Türkiye'den 3 şart

Suriye’deki iç savaşı bitirmek için kurulan Astana ittifakının mimarı olan Cumhurbaşkanı Erdoğan, Rusya Devlet Başkanı Putin ve İran Cumhurbaşkanı Ruhani Soçi’de biraraya geliyor. Liderler seviyesindeki ilk zirvenin ana gündemi siyasi çözümün temelini atmak. Türkiye’nin zirve öncesinde 3 hassasiyeti öne çıkıyor.

Yeni Şafak Kıymet Sezer
Üç garantör ülke siyasi çözümün temelini atmak üzere ilk kez liderler seviyesinde buluşuyor.

Türkiye, Rusya ve İran’ın Suriye savaşını bitirmek ve ülkeden teröristleri temizlemek üzere aldıkları inisiyatif başarıya ulaşırken, üç garantör ülke siyasi çözümün temelini atmak üzere ilk kez liderler seviyesinde buluşuyor. Cumhurbaşkanı Recep Tayyip Erdoğan, Rusya Devlet Başkanı Vladimir Putin ve İran Cumhurbaşkanı Hasan Ruhani’nin üçlü zirvesinde ana gündem maddesi, ülkede savaşın sona erdirilmesi ve siyasi geçişin başlatılması olacak. Üç ülke siyasi çözüm konusunda çalışmaları başlatmak için gerekli zeminin oluştuğu konusunda hemfikir. Üç ülke de Suriye’nin toprak bütünlüğü temelinde çözümde buluşuyor. Ancak siyasi çözüme giderken kullanılacak yollar konusunda bazı fikir ayrılıkları bulunuyor. Bu doğrultuda Türkiye’nin hassasiyetleri üç başlıkta özetleniyor.

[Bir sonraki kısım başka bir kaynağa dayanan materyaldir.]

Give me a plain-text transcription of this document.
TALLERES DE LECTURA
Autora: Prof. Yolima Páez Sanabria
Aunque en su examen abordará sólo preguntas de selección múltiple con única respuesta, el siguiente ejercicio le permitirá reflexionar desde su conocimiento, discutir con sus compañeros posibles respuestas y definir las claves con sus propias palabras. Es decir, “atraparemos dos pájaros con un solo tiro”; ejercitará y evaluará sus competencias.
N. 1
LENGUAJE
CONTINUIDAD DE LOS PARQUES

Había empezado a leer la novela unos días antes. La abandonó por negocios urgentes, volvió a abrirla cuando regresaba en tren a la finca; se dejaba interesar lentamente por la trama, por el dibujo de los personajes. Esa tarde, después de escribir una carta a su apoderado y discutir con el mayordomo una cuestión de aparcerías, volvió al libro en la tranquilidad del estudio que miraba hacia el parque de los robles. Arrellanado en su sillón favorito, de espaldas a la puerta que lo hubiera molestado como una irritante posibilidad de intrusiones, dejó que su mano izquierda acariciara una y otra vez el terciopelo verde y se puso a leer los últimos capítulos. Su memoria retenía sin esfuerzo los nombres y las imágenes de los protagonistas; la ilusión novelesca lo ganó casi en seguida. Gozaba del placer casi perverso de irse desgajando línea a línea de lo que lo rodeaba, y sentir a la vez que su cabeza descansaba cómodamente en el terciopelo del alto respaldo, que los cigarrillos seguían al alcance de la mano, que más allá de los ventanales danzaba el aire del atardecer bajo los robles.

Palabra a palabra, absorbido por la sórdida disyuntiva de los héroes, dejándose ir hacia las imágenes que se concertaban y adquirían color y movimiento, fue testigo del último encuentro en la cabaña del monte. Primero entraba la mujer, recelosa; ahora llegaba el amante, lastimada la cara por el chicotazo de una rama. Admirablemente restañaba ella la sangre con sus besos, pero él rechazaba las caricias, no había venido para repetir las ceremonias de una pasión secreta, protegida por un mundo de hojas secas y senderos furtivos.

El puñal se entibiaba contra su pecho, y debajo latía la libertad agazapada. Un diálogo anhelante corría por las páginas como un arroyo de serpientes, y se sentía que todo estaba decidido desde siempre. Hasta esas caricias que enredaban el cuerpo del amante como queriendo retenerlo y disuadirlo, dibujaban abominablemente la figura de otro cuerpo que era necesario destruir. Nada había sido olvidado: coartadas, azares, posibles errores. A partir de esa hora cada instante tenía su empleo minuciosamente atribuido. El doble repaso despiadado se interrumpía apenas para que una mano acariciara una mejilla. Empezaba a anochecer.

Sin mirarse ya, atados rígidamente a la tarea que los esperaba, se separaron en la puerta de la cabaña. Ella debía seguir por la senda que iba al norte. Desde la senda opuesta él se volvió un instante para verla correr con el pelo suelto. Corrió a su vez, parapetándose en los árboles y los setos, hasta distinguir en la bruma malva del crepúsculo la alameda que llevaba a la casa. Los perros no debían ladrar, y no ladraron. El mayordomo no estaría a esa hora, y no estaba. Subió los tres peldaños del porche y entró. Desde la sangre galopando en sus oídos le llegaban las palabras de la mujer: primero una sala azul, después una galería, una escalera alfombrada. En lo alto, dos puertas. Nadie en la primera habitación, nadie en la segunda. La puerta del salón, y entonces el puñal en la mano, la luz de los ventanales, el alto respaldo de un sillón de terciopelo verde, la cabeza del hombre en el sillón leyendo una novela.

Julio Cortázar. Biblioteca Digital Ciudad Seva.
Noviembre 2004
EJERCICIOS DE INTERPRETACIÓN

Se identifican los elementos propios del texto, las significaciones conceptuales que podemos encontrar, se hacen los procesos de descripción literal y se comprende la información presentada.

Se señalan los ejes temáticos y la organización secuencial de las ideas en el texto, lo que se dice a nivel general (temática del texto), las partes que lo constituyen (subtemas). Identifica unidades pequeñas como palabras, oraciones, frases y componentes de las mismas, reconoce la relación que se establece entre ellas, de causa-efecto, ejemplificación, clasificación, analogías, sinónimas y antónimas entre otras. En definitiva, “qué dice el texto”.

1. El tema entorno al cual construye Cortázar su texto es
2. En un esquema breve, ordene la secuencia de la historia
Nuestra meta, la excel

TÜRKİYE’NİN ÜÇ HASSASİYETİ

İlki tüm taraflar, terör örgütlerinin Suriye’nin toprak bütünlüğü için tehdit olduğu ve meşru taraf olarak görülemeyeceği gerçeğini kabul etmeli. İkincisi, Türkiye’nin güvenliği için Suriye’nin kuzeyindeki terörist unsurların temizlenmeli. Üçüncüsü de Esed rejimi vicdanları kanattı. Muhaliflerin hassasiyeti göz ardı edilmemeli.

Bu doğrultuda halkların ortak kaderlerini belirlemek üzere bir araya getirileceği Suriye Ulusal Diyalog Kongresi’ne PYD’nin katılımı Türkiye tarafından kesinlikle reddediliyor.

AFRİN’E OPERASYON

Bununla beraber Türkiye, Kürtlerin bu kongredeki temsilini önemsiyor. Afrin konusunda da müttefiklerden anlayış bekleniyor. Bu doğrultuda Rusya Devlet Başkanı Putin’in G-20 Zirvesi’nde verdiği sözlerin tutulması beklentisine işaret ediliyor. Türkiye, Rusya ile ortak bir operasyonla Afrin’in demografik yapısının korunduğu ve teröristlerin barındırılmadığı bir bölge haline getirilmesini istiyor. Cumhurbaşkanı Erdoğan, Afrin’de son zamanlardaki yerleşmelerle beraber yüzde 55 Arap, yüzde 30-35 Kürt ve kalanı Türkmen nüfusun olduğu bilgisini vermişti. Suriye’de artık savaşın bitmesi ve siyasi çözümün tesisini isteyen Türkiye, bunun da ancak Suriye halklarının özgürce verecekleri kararlardan geçtiğini vurguluyor.